Rafael Oliveira Com base nesse esquema de interpretação, para contemplar os interesses da classe trabalhadora seria necessário atualizar os princípios gerais que fundavam a “economia política que sustentava o Estado de bem-estar social” (Chauí, 2007, p. 311). Ao meu ver, essa abordagem face ao neoliberalismo apresenta-se entre as mais variadas interpretações sobre o capitalismo contemporâneo, estando subjacente mesmo entre aquelas que seguramente não postulam o welfare como um horizonte crível, desejável ou efetivo para superar a dominação burguesa. 225 O ataque do grande capital às dimensões democráticas da ­intervenção do Estado começou tendo por alvo a regulamentação das relações de trabalho [...] e avançou no sentido de reduzir, mutilar e privatizar os sistemas de seguridade social.
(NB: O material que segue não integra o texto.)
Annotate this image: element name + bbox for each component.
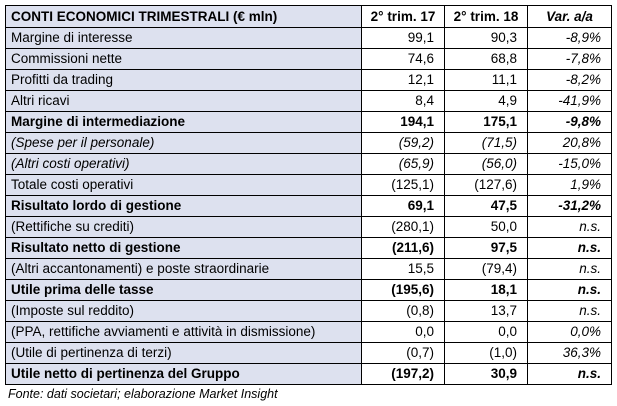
row-q2-17: (0,7) [361, 342, 445, 364]
row-var: n.s. [527, 237, 612, 259]
table-row-total: Utile netto di pertinenza del Gruppo (19… [5, 363, 612, 385]
row-q2-18: (1,0) [444, 342, 528, 364]
row-q2-17: 0,0 [361, 321, 445, 343]
row-label: Altri ricavi [5, 90, 362, 112]
row-label: (Rettifiche su crediti) [5, 216, 362, 238]
row-var: -7,8% [527, 48, 612, 70]
row-q2-17: (125,1) [361, 174, 445, 196]
row-q2-17: 12,1 [361, 69, 445, 91]
row-q2-17: 15,5 [361, 258, 445, 280]
table-row: Altri ricavi 8,4 4,9 -41,9% [5, 90, 612, 112]
income-statement-table: CONTI ECONOMICI TRIMESTRALI (€ mln) 2° t… [5, 5, 612, 385]
row-var: -31,2% [527, 195, 612, 217]
row-q2-17: (0,8) [361, 300, 445, 322]
row-q2-18: 97,5 [444, 237, 528, 259]
table-header-row: CONTI ECONOMICI TRIMESTRALI (€ mln) 2° t… [5, 5, 612, 28]
table-row: (PPA, rettifiche avviamenti e attività i… [5, 321, 612, 343]
row-q2-17: 74,6 [361, 48, 445, 70]
row-var: 0,0% [527, 321, 612, 343]
row-q2-18: (127,6) [444, 174, 528, 196]
table-row-subtotal: Utile prima delle tasse (195,6) 18,1 n.s… [5, 279, 612, 301]
table-row: (Rettifiche su crediti) (280,1) 50,0 n.s… [5, 216, 612, 238]
row-label: (Imposte sul reddito) [5, 300, 362, 322]
row-label: Margine di intermediazione [5, 111, 362, 133]
table-row-subtotal: Margine di intermediazione 194,1 175,1 -… [5, 111, 612, 133]
row-label: (Altri accantonamenti) e poste straordin… [5, 258, 362, 280]
table-row: (Altri costi operativi) (65,9) (56,0) -1… [5, 153, 612, 175]
header-q2-18: 2° trim. 18 [444, 5, 528, 28]
row-var: 36,3% [527, 342, 612, 364]
table-row: Margine di interesse 99,1 90,3 -8,9% [5, 27, 612, 49]
table-row: Commissioni nette 74,6 68,8 -7,8% [5, 48, 612, 70]
table-row-subtotal: Risultato netto di gestione (211,6) 97,5… [5, 237, 612, 259]
row-var: -9,8% [527, 111, 612, 133]
row-q2-18: (56,0) [444, 153, 528, 175]
row-label: Totale costi operativi [5, 174, 362, 196]
row-label: (Spese per il personale) [5, 132, 362, 154]
row-q2-17: 8,4 [361, 90, 445, 112]
row-label: (Altri costi operativi) [5, 153, 362, 175]
row-var: n.s. [527, 258, 612, 280]
row-var: n.s. [527, 300, 612, 322]
row-var: -15,0% [527, 153, 612, 175]
row-q2-18: (71,5) [444, 132, 528, 154]
table-row: Totale costi operativi (125,1) (127,6) 1… [5, 174, 612, 196]
table-row: (Imposte sul reddito) (0,8) 13,7 n.s. [5, 300, 612, 322]
row-q2-17: (197,2) [361, 363, 445, 385]
row-label: Risultato lordo di gestione [5, 195, 362, 217]
row-var: 20,8% [527, 132, 612, 154]
row-q2-18: 47,5 [444, 195, 528, 217]
row-q2-17: 69,1 [361, 195, 445, 217]
row-var: n.s. [527, 216, 612, 238]
table-row: Profitti da trading 12,1 11,1 -8,2% [5, 69, 612, 91]
row-label: (PPA, rettifiche avviamenti e attività i… [5, 321, 362, 343]
row-q2-17: (195,6) [361, 279, 445, 301]
row-q2-17: 99,1 [361, 27, 445, 49]
table-row-subtotal: Risultato lordo di gestione 69,1 47,5 -3… [5, 195, 612, 217]
row-var: n.s. [527, 363, 612, 385]
row-q2-18: 13,7 [444, 300, 528, 322]
row-q2-17: (59,2) [361, 132, 445, 154]
row-q2-18: 90,3 [444, 27, 528, 49]
row-q2-17: (280,1) [361, 216, 445, 238]
row-label: Risultato netto di gestione [5, 237, 362, 259]
row-q2-17: (65,9) [361, 153, 445, 175]
row-var: -41,9% [527, 90, 612, 112]
row-var: n.s. [527, 279, 612, 301]
row-q2-18: 11,1 [444, 69, 528, 91]
table-row: (Spese per il personale) (59,2) (71,5) 2… [5, 132, 612, 154]
row-q2-18: 175,1 [444, 111, 528, 133]
row-var: 1,9% [527, 174, 612, 196]
row-label: Commissioni nette [5, 48, 362, 70]
row-label: Profitti da trading [5, 69, 362, 91]
row-q2-18: 50,0 [444, 216, 528, 238]
header-q2-17: 2° trim. 17 [361, 5, 445, 28]
row-q2-18: 30,9 [444, 363, 528, 385]
row-q2-17: (211,6) [361, 237, 445, 259]
table-row: (Utile di pertinenza di terzi) (0,7) (1,… [5, 342, 612, 364]
row-label: Margine di interesse [5, 27, 362, 49]
row-q2-18: 68,8 [444, 48, 528, 70]
row-label: Utile netto di pertinenza del Gruppo [5, 363, 362, 385]
row-q2-18: (79,4) [444, 258, 528, 280]
row-label: (Utile di pertinenza di terzi) [5, 342, 362, 364]
row-label: Utile prima delle tasse [5, 279, 362, 301]
row-q2-18: 4,9 [444, 90, 528, 112]
row-q2-17: 194,1 [361, 111, 445, 133]
row-var: -8,2% [527, 69, 612, 91]
table-row: (Altri accantonamenti) e poste straordin… [5, 258, 612, 280]
header-var: Var. a/a [527, 5, 612, 28]
row-q2-18: 0,0 [444, 321, 528, 343]
header-label: CONTI ECONOMICI TRIMESTRALI (€ mln) [5, 5, 362, 28]
source-note: Fonte: dati societari; elaborazione Mark… [8, 387, 278, 401]
row-q2-18: 18,1 [444, 279, 528, 301]
row-var: -8,9% [527, 27, 612, 49]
Prosseguiu estendendo-se à ­intervenção do Estado na economia: o grande capital impôs “reformas” que retiraram do controle estatal empresas e serviços [...]. O objetivo declarado dos monopólios é garantir uma plena liberdade em escala mundial, para que fluxos de mercadorias e capitais não sejam limitados por quaisquer dispositivos (Netto & Braz, 2011, p. 238).
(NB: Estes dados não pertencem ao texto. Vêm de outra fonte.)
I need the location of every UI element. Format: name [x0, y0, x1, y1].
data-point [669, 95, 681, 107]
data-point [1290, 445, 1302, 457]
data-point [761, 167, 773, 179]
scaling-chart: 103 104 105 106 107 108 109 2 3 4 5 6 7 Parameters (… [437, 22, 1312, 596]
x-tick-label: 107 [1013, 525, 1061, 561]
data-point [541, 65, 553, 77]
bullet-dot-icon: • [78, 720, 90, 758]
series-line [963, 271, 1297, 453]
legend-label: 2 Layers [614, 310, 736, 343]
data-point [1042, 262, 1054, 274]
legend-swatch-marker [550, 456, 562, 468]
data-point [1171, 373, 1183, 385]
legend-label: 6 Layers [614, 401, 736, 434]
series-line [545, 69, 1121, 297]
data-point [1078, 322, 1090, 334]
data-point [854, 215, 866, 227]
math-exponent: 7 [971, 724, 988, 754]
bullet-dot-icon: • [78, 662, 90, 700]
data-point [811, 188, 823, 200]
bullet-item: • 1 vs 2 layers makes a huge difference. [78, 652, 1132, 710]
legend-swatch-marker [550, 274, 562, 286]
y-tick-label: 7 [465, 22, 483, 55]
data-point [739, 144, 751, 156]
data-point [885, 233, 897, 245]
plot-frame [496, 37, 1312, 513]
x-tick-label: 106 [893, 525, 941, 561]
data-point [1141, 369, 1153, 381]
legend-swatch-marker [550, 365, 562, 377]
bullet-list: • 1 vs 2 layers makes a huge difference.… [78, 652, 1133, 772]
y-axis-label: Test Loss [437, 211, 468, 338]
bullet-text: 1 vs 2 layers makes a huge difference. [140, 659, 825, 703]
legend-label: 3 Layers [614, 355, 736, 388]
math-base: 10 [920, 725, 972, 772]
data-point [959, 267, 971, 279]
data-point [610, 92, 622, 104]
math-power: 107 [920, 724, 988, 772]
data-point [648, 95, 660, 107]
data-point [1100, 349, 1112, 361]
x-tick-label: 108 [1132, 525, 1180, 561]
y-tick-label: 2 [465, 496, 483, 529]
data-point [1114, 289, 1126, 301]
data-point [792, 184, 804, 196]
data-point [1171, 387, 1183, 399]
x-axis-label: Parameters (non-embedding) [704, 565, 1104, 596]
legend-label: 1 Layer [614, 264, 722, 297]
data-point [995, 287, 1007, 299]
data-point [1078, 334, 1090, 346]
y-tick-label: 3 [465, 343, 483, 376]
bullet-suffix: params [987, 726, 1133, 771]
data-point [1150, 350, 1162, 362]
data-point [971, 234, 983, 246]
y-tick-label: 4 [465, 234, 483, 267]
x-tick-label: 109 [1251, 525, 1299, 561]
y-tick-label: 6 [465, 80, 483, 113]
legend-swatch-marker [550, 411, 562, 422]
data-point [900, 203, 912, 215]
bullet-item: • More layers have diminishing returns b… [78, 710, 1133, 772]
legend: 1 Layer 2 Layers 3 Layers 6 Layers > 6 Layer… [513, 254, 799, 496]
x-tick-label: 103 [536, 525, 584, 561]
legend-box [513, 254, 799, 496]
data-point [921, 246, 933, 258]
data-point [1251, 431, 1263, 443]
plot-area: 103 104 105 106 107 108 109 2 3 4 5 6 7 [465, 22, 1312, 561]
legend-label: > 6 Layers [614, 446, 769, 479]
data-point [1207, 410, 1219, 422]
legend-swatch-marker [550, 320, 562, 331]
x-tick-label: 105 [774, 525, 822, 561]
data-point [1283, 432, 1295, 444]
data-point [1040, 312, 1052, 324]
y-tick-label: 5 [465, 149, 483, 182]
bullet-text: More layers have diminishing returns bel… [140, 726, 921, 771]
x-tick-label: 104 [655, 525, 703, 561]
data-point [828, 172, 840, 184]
A noção de que o funcionamento do capitalismo envolve uma espécie de rendição do Estado em suas funções públicas e sociais ante ao mercado pode ser buscada em seus apologetas. Não apenas os atuais críticos do capitalismo o consideram assim como também seus mais clássicos ideólogos, como demonstram as reflexões de proeminentes pensadores liberais, para quem o intervencionismo estatal surge como intrusão nas funções naturais do mercado e de toda economia. Como é bem sabido, Friedrich Hayek promoveu um ataque à defesa do controle do Estado sobre o mercado. Para ele, os “planejadores modernos”, por considerarem a liberdade econômica causa da desigualdade social, prescrevem modos de intervenção política para cerceá-la, ferindo de morte o capitalismo, mas não apenas. O controle estatal sobre o mercado também arruinaria todo o desenvolvimento social obtido graças às liberdades e igualdades burguesas, de maneira que essas “ideologias coletivistas” seriam sobretudo uma ameaça civilizatória. A influência dessas ideias, atribuídas por Hayek tantos aos fascistas quantos aos socialistas, tornava-se especialmente dramática porque se estendia a círculos dotados de reconhecido espírito democrático. Para o autor, embora fossem anunciadamente contrários ao totalitarismo que avançava pelo “mundo livre”, muitos de seus contemporâneos deixaram-se simpatizar por elas, sem examinarem que seus meios contrariavam suas finalidades. Aludindo a comentários de Adam Smith sobre a opressão e tirania dos governos, Hayek afirmava que o socialismo havia se tornado uma doutrina capaz de convencer liberais sobre a necessidade de submeter toda vida econômica ao Estado (1987, p. 56).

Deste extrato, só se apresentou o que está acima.